Staff within mainstream services (e.g. money advice centres) must also be made aware of funds available for women who are involved in selling or exchanging sex or images in order to ensure that women who are not tapped into specialist services are still able to access this support. However, many women do not feel comfortable disclosing their involvement in selling or exchanging sex or images to mainstream services due to fears of legal repercussions. Therefore, there must be changes at the legislative level which mean that women are not criminalised for selling sex in any form which may hopefully break down barriers women face in disclosing and help women to access the support they are entitled to.
There must also be a commitment from services and the Government to support women’s financial wellbeing for the long-term. Through Your Voice, and through discussions with other services, we have heard that some women would like support to develop new skills and diversify their incomes. Other women have expressed an interest for more supported exit from the industry:
“I think a lot of sex workers will not only find their business has dried up, but that they have nowhere else to turn to and even the best exit plans will fail right now.”

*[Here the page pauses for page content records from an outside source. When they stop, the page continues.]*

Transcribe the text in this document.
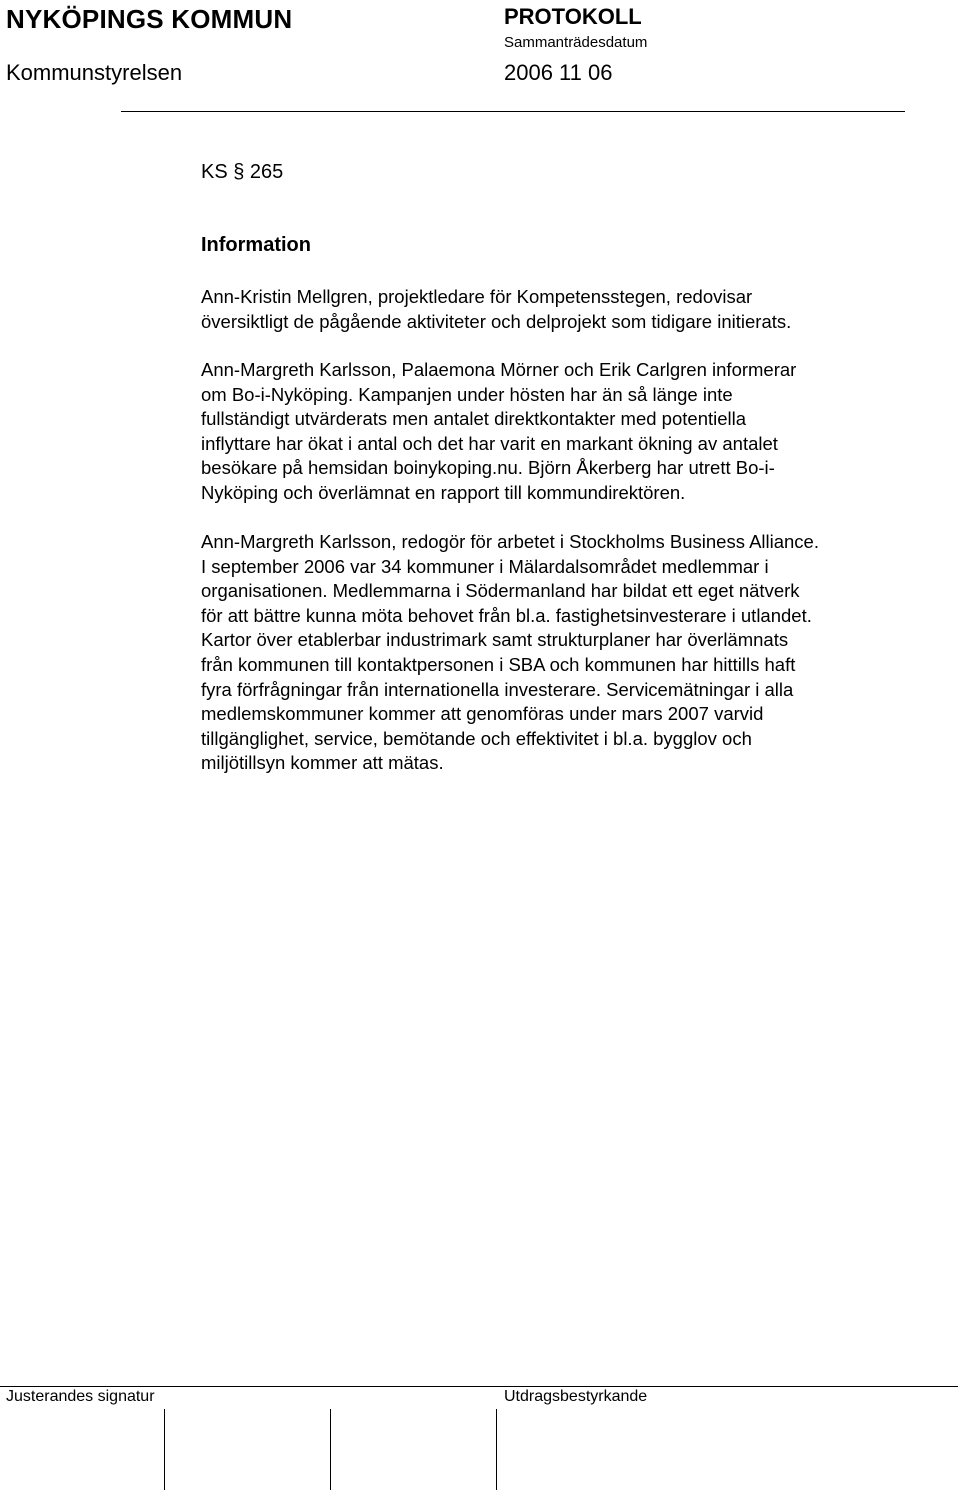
NYKÖPINGS KOMMUN	PROTOKOLL
Sammanträdesdatum
Kommunstyrelsen	2006 11 06
KS § 265
Information
Ann-Kristin Mellgren, projektledare för Kompetensstegen, redovisar
översiktligt de pågående aktiviteter och delprojekt som tidigare initierats.
Ann-Margreth Karlsson, Palaemona Mörner och Erik Carlgren informerar
om Bo-i-Nyköping. Kampanjen under hösten har än så länge inte
fullständigt utvärderats men antalet direktkontakter med potentiella
inflyttare har ökat i antal och det har varit en markant ökning av antalet
besökare på hemsidan boinykoping.nu. Björn Åkerberg har utrett Bo-i-
Nyköping och överlämnat en rapport till kommundirektören.
Ann-Margreth Karlsson, redogör för arbetet i Stockholms Business Alliance.
I september 2006 var 34 kommuner i Mälardalsområdet medlemmar i
organisationen. Medlemmarna i Södermanland har bildat ett eget nätverk
för att bättre kunna möta behovet från bl.a. fastighetsinvesterare i utlandet.
Kartor över etablerbar industrimark samt strukturplaner har överlämnats
från kommunen till kontaktpersonen i SBA och kommunen har hittills haft
fyra förfrågningar från internationella investerare. Servicemätningar i alla
medlemskommuner kommer att genomföras under mars 2007 varvid
tillgänglighet, service, bemötande och effektivitet i bl.a. bygglov och
miljötillsyn kommer att mätas.
Justerandes signatur	Utdragsbestyrkande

For some women, the coronavirus pandemic has felt like a “forced exit” from the industry which has been extremely distressing as the process of exiting often requires a lot of time and planning. For women who do wish to move on from the industry, the Encompass Network are currently exploring partnerships with the public and private sectors in order to develop internships for women and are also working with higher education institutions in order to support women back into education, if they wish to do so.
Ultimately, there must be a full and consistent commitment from Scottish Government to support the financial wellbeing of women who sell or exchange sex or images via ring-fenced funding which is available for a longer-term. Partnerships must also be developed between specialist and mainstream services to ensure that information about financial support is available to all women, regardless of whether they are tapped into specialist services. There must also be active attempts to support women to develop their skills and diversify their income in a way that suits them, as well as greater supported exit for women who choose to move on from the industry.